The color conversion transformation is usually a highly non-linear vector function which is difficult to accurately represent as a set of polynomial equations. Accordingly, color conversion processes often employ a multi-dimensional color look up table (CLUT) to represent the transformation between color spaces. The input color space, however, is relatively sparsely sampled when generating such a CLUT because fully sampling the color space requires significant resources (e.g., memory, processor cycles, etc.) which may not be available or practical. Color conversion processes will thus perform interpolation to compute the entries that are not discretely represented in the CLUT. The model that underlies the multi-dimensional CLUT, however, is non-linear and thus the results of the linear interpolation that is generally utilized can include readily visible errors.
For example, color conversion processes converting from RGB color space to CMYK color space generally utilize interpolation within a three-dimensional (3D) RGB CLUT. The interpolation involves a series of calculations that are often time consuming and/or logic intensive and the results can also be poor. Using tetrahedral interpolation while trying to print a gray ramp, for example, hue changes in the gray ramp may be readily visible as the interpolation makes steps in C, M, Y, and K, but not at the same gray level. For instance, the color conversion process interpolation may make a step in the C axis without making a step in the M and Y axes, thus resulting in a gray pixel in from the RGB color space having a blue tinge to it in the CMYK color space. Even where the interpolation of the color conversion process selects colors for two adjacent pixels that would visually appear not to be different otherwise, the use of these colors in the context of a grayscale ramp may result in visible artifacts (e.g., Mach band wherein an artificially light or dark band is present at the boundary of the pixels).

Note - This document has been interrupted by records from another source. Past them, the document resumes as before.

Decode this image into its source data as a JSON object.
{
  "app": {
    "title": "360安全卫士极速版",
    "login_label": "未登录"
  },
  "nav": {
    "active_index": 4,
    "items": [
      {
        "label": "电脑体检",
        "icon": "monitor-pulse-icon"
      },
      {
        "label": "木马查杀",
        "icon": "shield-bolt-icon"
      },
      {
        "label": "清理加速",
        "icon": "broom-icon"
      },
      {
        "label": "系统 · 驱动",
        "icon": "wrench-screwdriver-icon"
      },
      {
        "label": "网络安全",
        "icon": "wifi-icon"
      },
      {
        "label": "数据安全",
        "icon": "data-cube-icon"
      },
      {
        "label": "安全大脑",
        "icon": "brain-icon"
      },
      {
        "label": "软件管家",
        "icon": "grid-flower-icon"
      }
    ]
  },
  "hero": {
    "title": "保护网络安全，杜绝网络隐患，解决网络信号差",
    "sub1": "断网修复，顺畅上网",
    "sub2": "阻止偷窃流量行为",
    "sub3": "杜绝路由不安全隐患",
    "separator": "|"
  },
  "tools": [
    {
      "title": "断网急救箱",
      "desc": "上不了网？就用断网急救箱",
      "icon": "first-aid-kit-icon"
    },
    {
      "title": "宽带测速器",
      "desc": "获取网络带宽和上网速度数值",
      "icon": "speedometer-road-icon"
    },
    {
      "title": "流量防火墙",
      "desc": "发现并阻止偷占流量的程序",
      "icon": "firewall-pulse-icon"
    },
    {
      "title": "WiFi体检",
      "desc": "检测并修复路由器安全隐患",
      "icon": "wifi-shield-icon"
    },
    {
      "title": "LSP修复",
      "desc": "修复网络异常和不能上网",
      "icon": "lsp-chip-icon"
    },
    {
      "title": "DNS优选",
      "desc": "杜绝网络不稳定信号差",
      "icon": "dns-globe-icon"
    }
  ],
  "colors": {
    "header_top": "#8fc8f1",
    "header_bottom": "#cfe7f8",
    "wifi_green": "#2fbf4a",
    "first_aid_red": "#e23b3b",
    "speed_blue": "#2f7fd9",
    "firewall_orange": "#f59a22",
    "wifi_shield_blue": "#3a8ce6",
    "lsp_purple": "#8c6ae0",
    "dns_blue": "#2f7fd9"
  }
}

Attempts have been made to provide color conversion without the use of typical interpolation techniques. For example, “Fast color conversion algorithm allowing non-uniform table sampling,” Tom Schuneman et al. (Motorola, Inc. Dec. 17, 2003), the disclosure of which is hereby incorporated herein by reference, describes a method for performing fast conversion between color spaces that uses the CMYK values from one of the corners of the particular sub-cube containing the input RGB value in the 3D color table. Since one of the values from the table is always used, there is no interpolation. A drawback to this method is that it only uses a pseudo random number generator to pick which corner of the sub-cube in proportion to how close the input value was to that corner. Thus, a series of input values in the center of a 3D sub cube would result in an even distribution of all 8 corner values and RGB values nearer one corner in the 3D sub cube would get a higher proportion of the value from that corner. This results in undesired artifacts being present in the color converted image. For example, as a gray axis is traversed between gray nodes, gray levels halfway between nodes receive equal contributions from the other 6 corners of the sub-cube that are not gray nodes (i.e., these other 6 nodes are not gray and do not necessarily average to gray). Thus, the gray ramp provided by the method has a colored hue between gray nodes, rather than providing true grays in the color converted image. Moreover, the texture of a solid area of a single color in the results provided by the method depends on how close the input color was to a sub-cube corner. If the input color was very close to a corner, the texture was smooth with the dominant color and a sprinkling of other colors. However, if the input color was near the middle of a sub-cube, the texture of the results provided by the method had a mottled mixture of colors which appears as a texture difference (e.g., areas 401-404 of FIG. 4). Accordingly, artifacts associated with texture differences are present in the color converted image.